Being out and about one morning, I thought I would check on my cottontail rabbit that likes to elude my camera. This particular rabbit is typically seen posing beautifully on a rock in the sun first thing in the morning. On this cloudy day he was in a quiet spot beside the rocks with a clear path through my viewfinder; his back was towards me but I thought I would see what I could get with my camera. I waited him out, his curiosity finally got the best of him and he turned around and faced my camera. I started photographing him and he eventually decided I was not a threat. He moved closer while nibbling on a variety of shrubbery. I thought to myself this could be a good photo if he just moves closer to the colorful rabbitbrush. As a photographer I had set my sights on a green branch hoping to add color to my gray, day image. Yes, I was getting excited as the rabbit was heading in the right direction and was only about a foot from where I wanted him. He was starting to pose and nibble on his breakfast. All was good with the world!

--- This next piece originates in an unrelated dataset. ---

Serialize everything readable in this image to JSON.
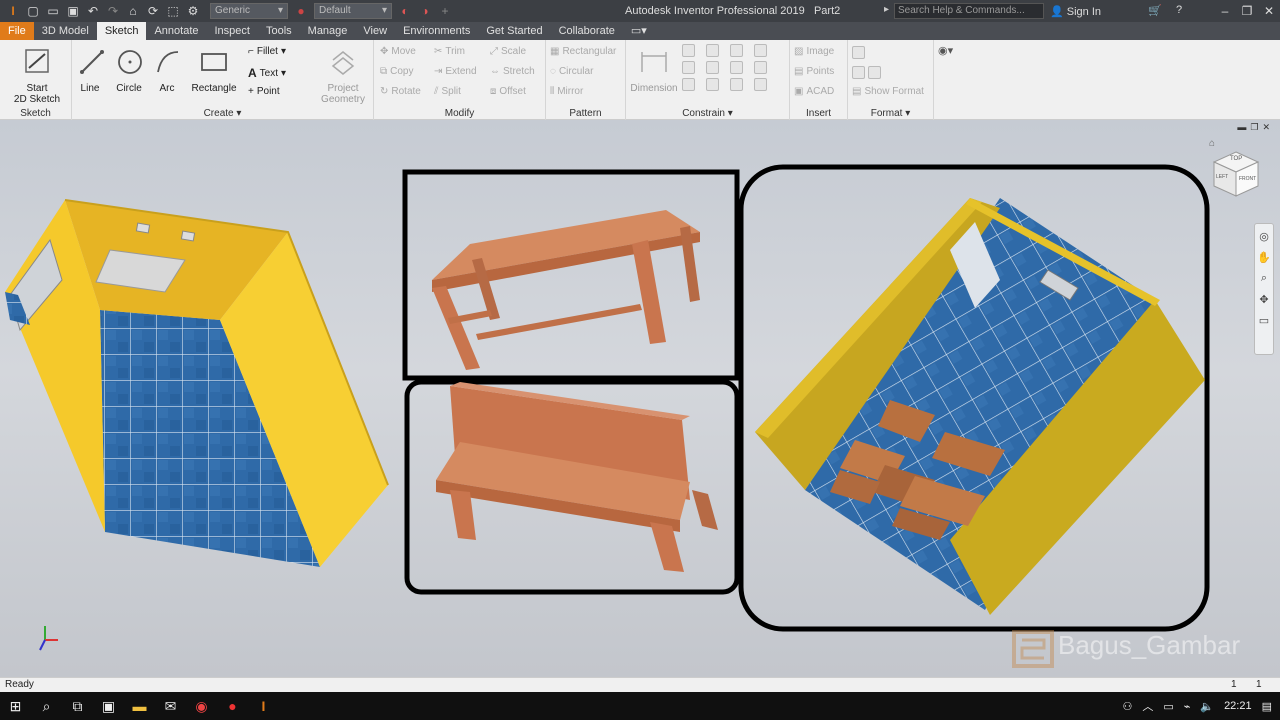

Suddenly he turned his little, white tail to me and bounded into the rocks not to be seen again that morning. In that brief two seconds my guilt started first and I thought “I hadn’t budged”, then “Rats, I lost my shot”, then I looked up from my eyepiece to see a Northern Goshawk fly right over the spot the rabbit had been just 20 feet from me, 2 feet off the ground. In two seconds, I went from guilty and distraught to awe as I watched this large accipter fly close and bank back into the trees behind me. All was right with the world once again!
One of my favorite ways to photograph, is to sit in one place and observe what is going on around me. Some days not much will happen and at other times a pleasant surprise comes along. I was enjoying a calm morning at the edge of one of our local waterways and sure enough I get a quick glimpse of a small, brown tail ducking behind a log. I waited to see if I would get another sighting for a positive ID. In a short amount of time, out pops this beautiful American Mink. He proceeded to hunt along the edges of the creek and would quickly disappear into the rocks. I followed him briefly and was able to capture several photos. Definitely a challenge to the photographer, the mink is very agile and quick, bounding over and around boulders. His streamlined body will also allow him to swim across the creek and dive into the deeper holes of the river. Not often seen, the American Mink is a native to North America and lives a solitary life around water where its diet includes fish, rodents, birds, and crustaceans.